Traditional analytical appearance models suffer from limited expressiveness, while purely neural approaches often exhibit poor generalization and high computational costs. This work proposes a neural-augmented framework that replaces key nodes in the computational graph of standard BRDF models with lightweight multilayer perceptrons, significantly enhancing fitting capacity while preserving the interpretability and structural integrity of the original analytical formulation. The method innovatively combines hypercube search with differentiable optimization to automatically identify optimal augmentation locations. Extensive evaluation demonstrates that the proposed approach outperforms existing methods for reflectance and bidirectional texture function fitting in terms of accuracy, compactness, and efficiency, while remaining fully compatible with mainstream rendering pipelines.

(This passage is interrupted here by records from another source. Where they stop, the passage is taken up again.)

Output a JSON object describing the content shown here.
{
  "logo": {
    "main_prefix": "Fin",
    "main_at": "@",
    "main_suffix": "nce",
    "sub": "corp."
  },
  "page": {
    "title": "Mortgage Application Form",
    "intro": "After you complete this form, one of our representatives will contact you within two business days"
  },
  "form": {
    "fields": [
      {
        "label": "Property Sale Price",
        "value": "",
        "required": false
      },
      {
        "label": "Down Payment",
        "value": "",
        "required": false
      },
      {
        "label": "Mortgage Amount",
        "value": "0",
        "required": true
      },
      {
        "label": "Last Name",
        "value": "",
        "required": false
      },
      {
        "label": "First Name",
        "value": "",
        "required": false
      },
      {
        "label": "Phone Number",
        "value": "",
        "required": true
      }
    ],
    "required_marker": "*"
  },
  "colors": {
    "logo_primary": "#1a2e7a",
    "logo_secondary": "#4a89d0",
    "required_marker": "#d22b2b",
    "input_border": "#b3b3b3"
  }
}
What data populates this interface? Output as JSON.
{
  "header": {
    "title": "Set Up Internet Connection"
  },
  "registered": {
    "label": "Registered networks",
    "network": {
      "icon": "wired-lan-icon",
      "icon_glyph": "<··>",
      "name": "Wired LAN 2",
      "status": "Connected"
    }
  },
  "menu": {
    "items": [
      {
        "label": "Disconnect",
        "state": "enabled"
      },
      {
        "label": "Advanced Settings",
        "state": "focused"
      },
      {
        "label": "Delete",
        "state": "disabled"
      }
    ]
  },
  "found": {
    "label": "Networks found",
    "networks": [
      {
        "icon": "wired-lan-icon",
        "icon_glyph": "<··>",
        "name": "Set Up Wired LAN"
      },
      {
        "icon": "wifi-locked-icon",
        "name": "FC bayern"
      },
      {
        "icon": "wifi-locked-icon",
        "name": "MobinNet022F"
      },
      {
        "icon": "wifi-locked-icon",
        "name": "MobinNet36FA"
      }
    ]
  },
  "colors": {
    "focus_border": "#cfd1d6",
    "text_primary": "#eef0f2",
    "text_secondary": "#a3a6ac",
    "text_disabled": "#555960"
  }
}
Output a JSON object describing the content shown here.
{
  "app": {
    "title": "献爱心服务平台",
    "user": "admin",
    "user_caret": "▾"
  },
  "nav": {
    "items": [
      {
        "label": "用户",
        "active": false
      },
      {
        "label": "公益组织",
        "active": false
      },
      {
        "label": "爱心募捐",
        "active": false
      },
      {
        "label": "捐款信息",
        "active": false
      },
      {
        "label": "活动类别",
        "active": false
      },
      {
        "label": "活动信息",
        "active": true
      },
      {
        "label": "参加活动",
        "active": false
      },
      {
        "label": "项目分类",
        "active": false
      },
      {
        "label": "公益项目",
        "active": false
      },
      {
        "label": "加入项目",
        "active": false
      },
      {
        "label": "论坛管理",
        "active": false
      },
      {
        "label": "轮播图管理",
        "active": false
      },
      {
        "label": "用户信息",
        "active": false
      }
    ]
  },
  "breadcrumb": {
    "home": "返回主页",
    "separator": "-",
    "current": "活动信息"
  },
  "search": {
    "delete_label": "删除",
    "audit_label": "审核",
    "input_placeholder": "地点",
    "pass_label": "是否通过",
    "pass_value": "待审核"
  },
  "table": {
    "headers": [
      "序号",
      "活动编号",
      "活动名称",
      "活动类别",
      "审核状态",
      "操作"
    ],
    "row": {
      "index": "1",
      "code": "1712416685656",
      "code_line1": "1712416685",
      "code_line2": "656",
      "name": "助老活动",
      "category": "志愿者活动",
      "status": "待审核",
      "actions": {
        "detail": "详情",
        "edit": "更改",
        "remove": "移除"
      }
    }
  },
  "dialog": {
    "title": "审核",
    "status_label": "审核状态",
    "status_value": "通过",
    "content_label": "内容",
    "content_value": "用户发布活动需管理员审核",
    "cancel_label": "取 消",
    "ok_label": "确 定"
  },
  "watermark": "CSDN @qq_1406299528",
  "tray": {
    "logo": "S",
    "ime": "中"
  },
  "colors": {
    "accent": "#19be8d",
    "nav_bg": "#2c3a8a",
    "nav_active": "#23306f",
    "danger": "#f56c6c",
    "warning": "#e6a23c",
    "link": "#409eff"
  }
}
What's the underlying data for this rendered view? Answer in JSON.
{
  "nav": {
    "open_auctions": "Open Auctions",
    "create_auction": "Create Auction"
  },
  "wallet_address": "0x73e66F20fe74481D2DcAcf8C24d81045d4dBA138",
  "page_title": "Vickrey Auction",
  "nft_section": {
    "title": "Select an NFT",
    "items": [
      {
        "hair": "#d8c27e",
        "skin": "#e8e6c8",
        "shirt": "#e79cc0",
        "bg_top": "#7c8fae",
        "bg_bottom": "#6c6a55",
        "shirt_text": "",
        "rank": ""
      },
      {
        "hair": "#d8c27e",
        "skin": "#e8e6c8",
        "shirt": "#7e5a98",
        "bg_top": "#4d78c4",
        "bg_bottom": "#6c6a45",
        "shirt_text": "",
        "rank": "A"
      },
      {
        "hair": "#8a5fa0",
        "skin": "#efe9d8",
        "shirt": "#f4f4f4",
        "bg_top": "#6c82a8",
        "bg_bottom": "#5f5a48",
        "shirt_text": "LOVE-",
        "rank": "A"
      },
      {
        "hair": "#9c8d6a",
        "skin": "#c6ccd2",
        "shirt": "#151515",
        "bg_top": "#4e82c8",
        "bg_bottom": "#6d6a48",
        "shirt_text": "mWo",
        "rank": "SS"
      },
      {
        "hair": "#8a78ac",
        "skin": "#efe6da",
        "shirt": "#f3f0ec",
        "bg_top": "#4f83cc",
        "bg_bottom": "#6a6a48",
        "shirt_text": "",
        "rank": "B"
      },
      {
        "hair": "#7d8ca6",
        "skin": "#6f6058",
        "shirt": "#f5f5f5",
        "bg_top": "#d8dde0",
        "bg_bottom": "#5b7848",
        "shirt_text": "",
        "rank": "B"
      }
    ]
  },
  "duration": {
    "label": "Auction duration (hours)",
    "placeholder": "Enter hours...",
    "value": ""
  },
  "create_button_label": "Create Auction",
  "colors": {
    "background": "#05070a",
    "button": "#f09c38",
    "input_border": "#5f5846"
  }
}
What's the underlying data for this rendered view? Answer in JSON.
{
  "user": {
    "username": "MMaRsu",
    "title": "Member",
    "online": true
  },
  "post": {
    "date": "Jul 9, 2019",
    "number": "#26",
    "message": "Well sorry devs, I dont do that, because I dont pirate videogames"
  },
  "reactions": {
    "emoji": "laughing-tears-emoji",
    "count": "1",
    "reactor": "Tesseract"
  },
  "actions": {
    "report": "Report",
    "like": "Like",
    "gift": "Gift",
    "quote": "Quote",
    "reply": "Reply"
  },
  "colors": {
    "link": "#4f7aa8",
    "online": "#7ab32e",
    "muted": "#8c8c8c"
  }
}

Traditional analytical reflectance models, while compact and interpretable, lack the capacity to accurately represent physical measurements. Recent neural models, which closely fit input data, are less generalizable and often more expensive to store and evaluate. To combine the strengths and overcome the limitations of these two classes of models, we present neural enhancement, a novel framework to boost an input analytical appearance model, by identifying and replacing its key computational nodes/operators with small-scale multi-layer perceptrons. This allows us to leverage the computational graph structure of the original model, while improving its expressiveness at a modest cost. To make the enhancement computationally tractable, we propose a hypercube-based search to automatically and efficiently identify the node(s) and/or operator(s) to be replaced towards maximal gain in a differentiable fashion. We enhance a number of common analytical BRDF models. The results are, at once accurate, compact and efficient, and compare favorably with state-of-the-art work on fitting measured reflectance and bidirectional texture functions. Finally, our models are fully compatible with any standard rasterization or ray-tracing pipeline.